The Giara horse (Sardinian: Cuaddeddu de sa Jara, Cavallino della Giara) is a horse breed native to the island of Sardinia. It is one of the fifteen indigenous horse "breeds of limited distribution" recognised by the AIA, the Italian breeders' association. While of small size due to the hostile environment in which it lives, and sometimes called a "pony," it is considered a true horse.

==Etymology==
In older literature, the name achetta (for a mare, achettu for a stallion) is also sometimes encountered. It is no longer used because the Sardinian term it is derived from, acheta (variants: achetu, akkètta, akkéttu) describes any small to medium sized horse. The Sardinian term acheta itself is a diminutive based on the root ácha and entered the language via Catalan/Algherese (h)aca "small horse", itself from Spanish haca, jaca. The word jaca again is derived from Old Spanish haca, itself from Old French haque, which in turn is ultimately derived from the English place-name Hackney, a place famous for its horses.

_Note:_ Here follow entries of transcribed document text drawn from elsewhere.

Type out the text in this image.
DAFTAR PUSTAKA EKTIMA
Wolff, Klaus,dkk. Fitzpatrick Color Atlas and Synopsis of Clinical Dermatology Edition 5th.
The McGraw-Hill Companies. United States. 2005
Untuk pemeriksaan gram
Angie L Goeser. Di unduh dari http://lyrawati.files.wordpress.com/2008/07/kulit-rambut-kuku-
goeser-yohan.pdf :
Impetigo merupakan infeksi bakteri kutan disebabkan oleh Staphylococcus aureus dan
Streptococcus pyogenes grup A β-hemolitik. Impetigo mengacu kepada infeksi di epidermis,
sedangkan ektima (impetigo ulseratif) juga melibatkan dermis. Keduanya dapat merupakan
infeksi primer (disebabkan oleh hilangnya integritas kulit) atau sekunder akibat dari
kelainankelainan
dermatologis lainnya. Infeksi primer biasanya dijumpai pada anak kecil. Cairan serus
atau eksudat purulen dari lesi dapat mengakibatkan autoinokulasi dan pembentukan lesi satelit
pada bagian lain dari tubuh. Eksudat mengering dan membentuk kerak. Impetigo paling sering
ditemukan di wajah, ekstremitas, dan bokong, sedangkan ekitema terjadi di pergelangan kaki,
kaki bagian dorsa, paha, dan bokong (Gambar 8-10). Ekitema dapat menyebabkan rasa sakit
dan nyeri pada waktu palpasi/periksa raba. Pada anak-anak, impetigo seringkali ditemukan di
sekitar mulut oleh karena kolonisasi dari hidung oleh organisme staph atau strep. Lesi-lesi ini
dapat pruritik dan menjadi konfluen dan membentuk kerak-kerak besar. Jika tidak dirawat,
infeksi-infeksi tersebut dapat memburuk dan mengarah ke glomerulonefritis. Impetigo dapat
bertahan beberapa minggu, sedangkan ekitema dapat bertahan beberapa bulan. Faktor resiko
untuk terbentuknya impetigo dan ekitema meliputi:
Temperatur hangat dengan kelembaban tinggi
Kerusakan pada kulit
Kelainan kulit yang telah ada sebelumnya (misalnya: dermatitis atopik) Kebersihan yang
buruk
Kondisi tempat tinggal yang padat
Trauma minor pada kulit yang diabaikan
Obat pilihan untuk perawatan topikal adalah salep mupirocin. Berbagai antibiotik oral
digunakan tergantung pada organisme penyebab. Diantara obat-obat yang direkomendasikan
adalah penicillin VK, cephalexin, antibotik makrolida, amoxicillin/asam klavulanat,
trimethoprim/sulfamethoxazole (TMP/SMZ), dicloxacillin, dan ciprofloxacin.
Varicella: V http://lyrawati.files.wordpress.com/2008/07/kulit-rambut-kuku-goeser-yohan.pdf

The term Giara (Jara, variants: ghiaia, yára, ǧár(r)a) literally means "plateau, tableland", meaning the Giara di Gesturi, so literally "plateau horse".

==Characteristics==
The Giara was developed in an area of south-central Sardinia noted for a stony basaltic plateau at about 500 m above sea level with steep terrain. Due to this harsh environment, the horse is small, averaging between , but hardy and able to acclimate to unfavorable conditions. It has a horse phenotype rather than that of a pony. Most are bay, chestnut or black. They have an abundant forelock and mane. Their head is relatively large with a wide jaw, the neck is not very long, but described as "strong." The breed tends to be a bit straight in the shoulder with relatively low withers, a somewhat long back and loin, and the croup is sloped with a low-set tail. They have good bone, characterized by an average cannon circumference of 14 cm, large joints and hooves that are small but strong. The Giara has sure-footed gaits and a temperament that is spirited.

==Habitat and population==

View of the Giara de Gesturi from the Inus nuraghe

The total population is estimated at around 60 to 80 individuals.

Present throughout Sardinia until Medieval times, the wild population now lives only in a restricted area of Southern Sardinia, on the large basalt plateau La Giara di Gesturi, at 500–600 meters above sea level. The Giara Plateau has sides that are steep cliffs, and the difficulty of access and the isolated location have protected the wild stock in recent centuries. Used in agriculture until the 1950s, the Giara horse was largely supplanted by machinery in the 1960s and many were slaughtered.

In 1971, considering the breed to be at risk of extinction, the Istituto di Incremento Ippico della Sardegna (Sardinian horse-breeding institution) of Ozieri established a breeding centre at Foresta Burgos, in central northern Sardinia. A small number of individuals were reintroduced elsewhere (Regional Park of Monte Arci and the Regional Park of Capo Caccia, in Alghero).

Today, some are used for farming and riding. Recently the Istituto di Incremento Ippico has crossed Giara horses with Arabian horses to create the Giarab, a new breed suited to equestrian sports.